In ogni stagione vengono introdotti nuovi personaggi e nuove storie, alcuni con natura abbastanza episodica e circoscritta a certe puntate, ma in generale con una scrittura convincente e intrigante. La serie infatti presenta molti momenti azione, anche abbastanza violenti, ma anche molti e bellissimi momenti riflessivi ed esistenziali fra i personaggi. Questo può essere un difetto per alcuni: soprattutto all’inizio la trama procede molto lentamente, e sono più appunto le scene di riflessione e dialogo che quelle di azione o eventi importanti per la trama.

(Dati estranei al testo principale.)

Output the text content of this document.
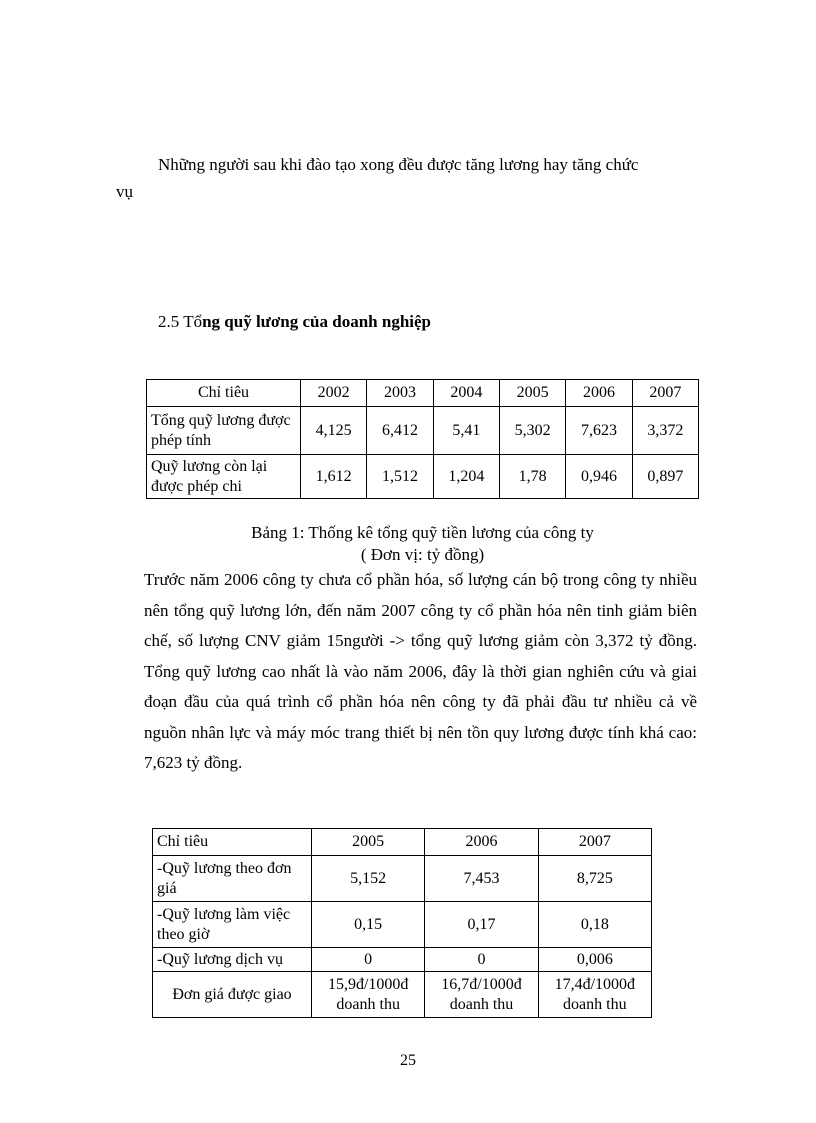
Những người sau khi đào tạo xong đều được tăng lương hay tăng chức
vụ
2.5 Tổng quỹ lương của doanh nghiệp
Chỉ tiêu	2002	2003	2004	2005	2006	2007
Tổng quỹ lương được phép tính	4,125	6,412	5,41	5,302	7,623	3,372
Quỹ lương còn lại được phép chi	1,612	1,512	1,204	1,78	0,946	0,897
Bảng 1: Thống kê tổng quỹ tiền lương của công ty
( Đơn vị: tỷ đồng)
Trước năm 2006 công ty chưa cổ phần hóa, số lượng cán bộ trong công ty nhiều nên tổng quỹ lương lớn, đến năm 2007 công ty cổ phần hóa nên tinh giảm biên chế, số lượng CNV giảm 15người -> tổng quỹ lương giảm còn 3,372 tỷ đồng. Tổng quỹ lương cao nhất là vào năm 2006, đây là thời gian nghiên cứu và giai đoạn đầu của quá trình cổ phần hóa nên công ty đã phải đầu tư nhiều cả về nguồn nhân lực và máy móc trang thiết bị nên tồn quy lương được tính khá cao: 7,623 tỷ đồng.
Chỉ tiêu	2005	2006	2007
-Quỹ lương theo đơn giá	5,152	7,453	8,725
-Quỹ lương làm việc theo giờ	0,15	0,17	0,18
-Quỹ lương dịch vụ	0	0	0,006
Đơn giá được giao	15,9đ/1000đ doanh thu	16,7đ/1000đ doanh thu	17,4đ/1000đ doanh thu
25
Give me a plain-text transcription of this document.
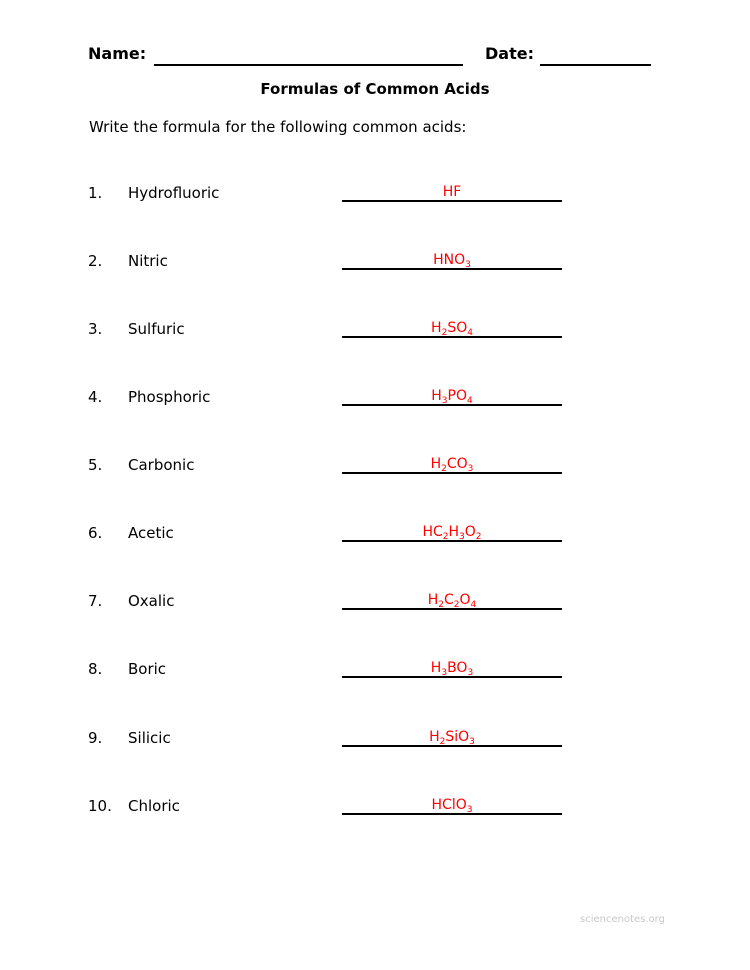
Name:	Date:
Formulas of Common Acids
Write the formula for the following common acids:
1. Hydrofluoric	HF
2. Nitric	$HNO_3$
3. Sulfuric	$H_2SO_4$
4. Phosphoric	$H_3PO_4$
5. Carbonic	$H_2CO_3$
6. Acetic	$HC_2H_3O_2$
7. Oxalic	$H_2C_2O_4$
8. Boric	$H_3BO_3$
9. Silicic	$H_2SiO_3$
10. Chloric	HClO$_3$
sciencenotes.org
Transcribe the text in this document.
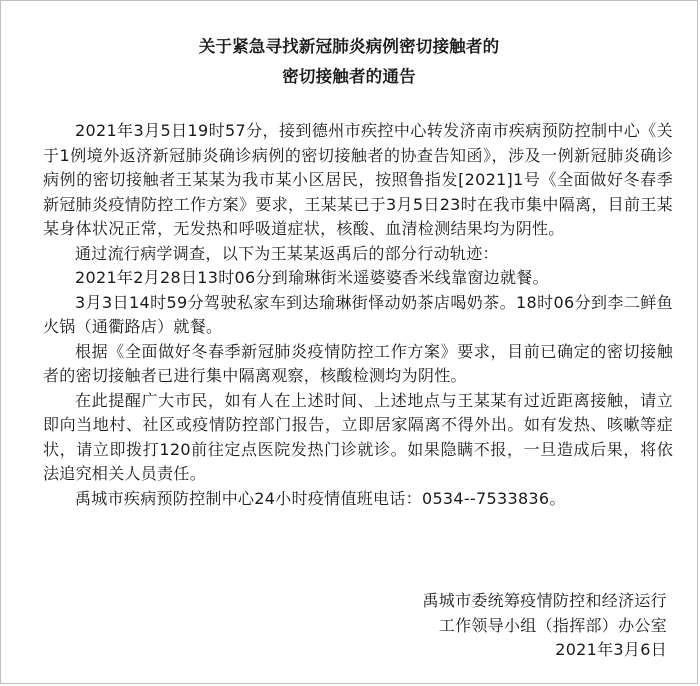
关于紧急寻找新冠肺炎病例密切接触者的
密切接触者的通告

2021年3月5日19时57分，接到德州市疾控中心转发济南市疾病预防控制中心《关于1例境外返济新冠肺炎确诊病例的密切接触者的协查告知函》，涉及一例新冠肺炎确诊病例的密切接触者王某某为我市某小区居民，按照鲁指发[2021]1号《全面做好冬春季新冠肺炎疫情防控工作方案》要求，王某某已于3月5日23时在我市集中隔离，目前王某某身体状况正常，无发热和呼吸道症状，核酸、血清检测结果均为阴性。

通过流行病学调查，以下为王某某返禹后的部分行动轨迹：

2021年2月28日13时06分到瑜琳街米遥婆婆香米线靠窗边就餐。

3月3日14时59分驾驶私家车到达瑜琳街怿动奶茶店喝奶茶。18时06分到李二鲜鱼火锅（通衢路店）就餐。

根据《全面做好冬春季新冠肺炎疫情防控工作方案》要求，目前已确定的密切接触者的密切接触者已进行集中隔离观察，核酸检测均为阴性。

在此提醒广大市民，如有人在上述时间、上述地点与王某某有过近距离接触，请立即向当地村、社区或疫情防控部门报告，立即居家隔离不得外出。如有发热、咳嗽等症状，请立即拨打120前往定点医院发热门诊就诊。如果隐瞒不报，一旦造成后果，将依法追究相关人员责任。

禹城市疾病预防控制中心24小时疫情值班电话：0534--7533836。

禹城市委统筹疫情防控和经济运行
工作领导小组（指挥部）办公室
2021年3月6日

Castlevania può fare per me?

Sypha e Trevor in una scena della serie  Castlevania 2021 Netflix

Se ci si è già approcciati felicemente all’animazione nipponica, Castlevania può facilmente essere la serie per voi. Tuttavia se siete più puristi e appassionati dell’animazione orientale dura e pura, non è il prodotto più adatto per voi, soprattutto se siete fan di prodotti con grandi scene di azione ogni puntata. In questo caso ce ne sono, soprattutto verso il finale, ma molte meno rispetto ad altri prodotti mainstream.

Se vi piacciono le storie di avventura, con creature mostruose e cacciatori di vampiri, ma con un sottofondo riflessivo di grande importanza, fiondatevi a recuperarla.